Black Duck Software announced today the availability of Black Duck Code Center software to help manufacturers accelerate software development through the managed use of open source and third-party code. Code Center manages software component selection, project approval and license tracking designed to maximize benefits to organizations from their reuse of open source and other third-party software components.
The new software addresses the complexities involved with mixing internally developed code with code from open source communities, partners, vendors, outsourcers and other third parties. In this emerging era of component-based software development, a company’s ability to effectively manage code from external sources is fast becoming as, or even more important than, its internal development capability, according to Black Duck officials.
“This product enables our customers to scan software code and compare it to our knowledge base of open source components. It is the next step in evolution for this company. It moves us way up front in software development and enables users to make informed choices [with open source code],” Bill McQuaide, executive vice president of product development for Black Duck Software, told LinuxInsider.
Meets Three Needs
Code Center gives development companies a tool to search what is available in open source projects. Black Duck’s database of open source code knowledge includes information on more than 150,000 components and is growing larger all the time, he said.
“Organizations that build systems will increasingly rely on open source to meet their product development demands,” McQuaide said.
The new product will help companies make decisions about licensing and support issues associated with open source components they consider using. It will also help companies use efficient approval processes. Development firms want to avoid lengthy legal reviews and long approval cycles, he explained.

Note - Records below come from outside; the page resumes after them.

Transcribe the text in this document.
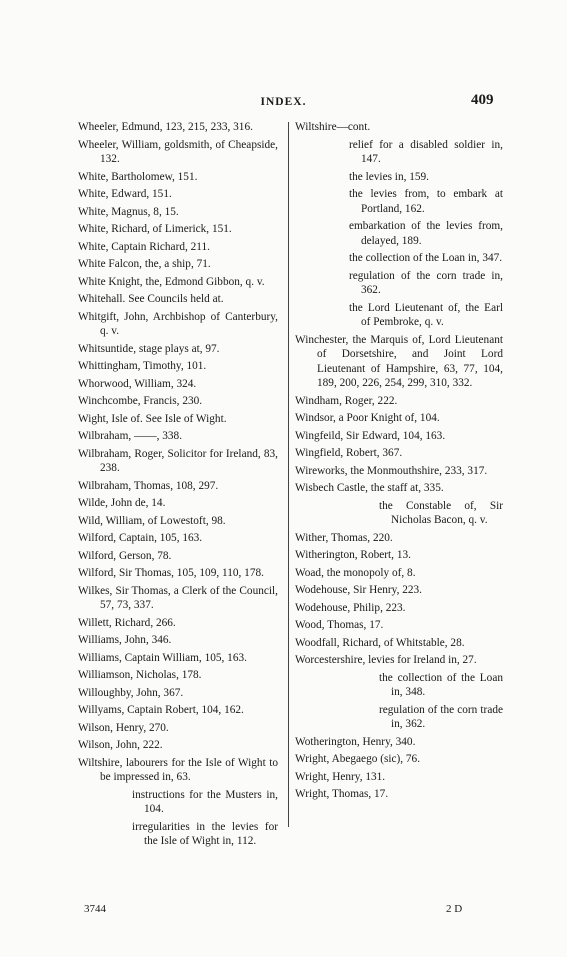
INDEX.	409
Wheeler, Edmund, 123, 215, 233, 316.
Wheeler, William, goldsmith, of Cheapside, 132.
White, Bartholomew, 151.
White, Edward, 151.
White, Magnus, 8, 15.
White, Richard, of Limerick, 151.
White, Captain Richard, 211.
White Falcon, the, a ship, 71.
White Knight, the, Edmond Gibbon, q. v.
Whitehall. See Councils held at.
Whitgift, John, Archbishop of Canterbury, q. v.
Whitsuntide, stage plays at, 97.
Whittingham, Timothy, 101.
Whorwood, William, 324.
Winchcombe, Francis, 230.
Wight, Isle of. See Isle of Wight.
Wilbraham, ——, 338.
Wilbraham, Roger, Solicitor for Ireland, 83, 238.
Wilbraham, Thomas, 108, 297.
Wilde, John de, 14.
Wild, William, of Lowestoft, 98.
Wilford, Captain, 105, 163.
Wilford, Gerson, 78.
Wilford, Sir Thomas, 105, 109, 110, 178.
Wilkes, Sir Thomas, a Clerk of the Council, 57, 73, 337.
Willett, Richard, 266.
Williams, John, 346.
Williams, Captain William, 105, 163.
Williamson, Nicholas, 178.
Willoughby, John, 367.
Willyams, Captain Robert, 104, 162.
Wilson, Henry, 270.
Wilson, John, 222.
Wiltshire, labourers for the Isle of Wight to be impressed in, 63.
instructions for the Musters in, 104.
irregularities in the levies for the Isle of Wight in, 112.
Wiltshire—cont.
relief for a disabled soldier in, 147.
the levies in, 159.
the levies from, to embark at Portland, 162.
embarkation of the levies from, delayed, 189.
the collection of the Loan in, 347.
regulation of the corn trade in, 362.
the Lord Lieutenant of, the Earl of Pembroke, q. v.
Winchester, the Marquis of, Lord Lieutenant of Dorsetshire, and Joint Lord Lieutenant of Hampshire, 63, 77, 104, 189, 200, 226, 254, 299, 310, 332.
Windham, Roger, 222.
Windsor, a Poor Knight of, 104.
Wingfeild, Sir Edward, 104, 163.
Wingfield, Robert, 367.
Wireworks, the Monmouthshire, 233, 317.
Wisbech Castle, the staff at, 335.
the Constable of, Sir Nicholas Bacon, q. v.
Wither, Thomas, 220.
Witherington, Robert, 13.
Woad, the monopoly of, 8.
Wodehouse, Sir Henry, 223.
Wodehouse, Philip, 223.
Wood, Thomas, 17.
Woodfall, Richard, of Whitstable, 28.
Worcestershire, levies for Ireland in, 27.
the collection of the Loan in, 348.
regulation of the corn trade in, 362.
Wotherington, Henry, 340.
Wright, Abegaego (sic), 76.
Wright, Henry, 131.
Wright, Thomas, 17.
3744	2 D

“Development organizations are struggling with the task of managing processes related to use of open source and third party code in software development. Keeping track of security vulnerabilities, usage policies and code approval workflows are challenges facing most large-scale development shops,” said Julie Craig, senior analyst at Enterprise Management Associates.
This process involves understanding numerous software licenses, which, in many cases, contain obligations that conflict with an organization’s policies, explained Craig, adding that Black Duck Code Center seeks to provide companies with visibility and policy governance around component-based development.
Customers can configure Black Duck Code Center to work with the unique component use policies that they have in place. The product makes such policies less labor-intensive to support and standardizes communications between engineers, legal, finance, security and other teams, said company officials.
“Large numbers of our customers have been asking for this type of product. This is forging new ground,” said McQuaide.”
Industry surveys document increasing reuse by developers of open source and other freely available third-party code to compress engineering schedules. However, many companies have reacted to this trend by erecting barriers to discourage leverage and reuse.
“In the initial phases of the software industry’s uptake of open source software, we witnessed enthusiasm from software engineers, but caution on the part of development managers because of the policy issues and risk associated with this approach,” observed CEO Douglas Levin. “With the introduction of Black Duck Code Center, companies will be able to manage these issues efficiently and effectively, enabling them to maximize component reuse within their development organizations.”
Cost and Availability
Black Duck has shipped the new product to several major technology companies and open source software industry leaders and anticipates general availability in March, said McQuaide. Pre-release versions of the Code Center software have been available to selected customers and through a hosted version, he said.
When the product is fully available in two months, it was have a base price of US$25,000 on a sliding scale.
Black Duck’s announcement on the release of the Black Duck Code Center comes on the heals of an HP announcement last week about its three-part software governance initiative to help companies address the legal, financial and security demands associated with using free and open source software (FOSS).
HP is donating its intellectual property for monitoring open source products to a new open source community. It is also founding a new organization commissioned to further educating users about the licensing demands and legal issues surrounding open source software.
HP will also provide contracted services to enterprises seeking help in identifying open source software and dealing with the license requirements.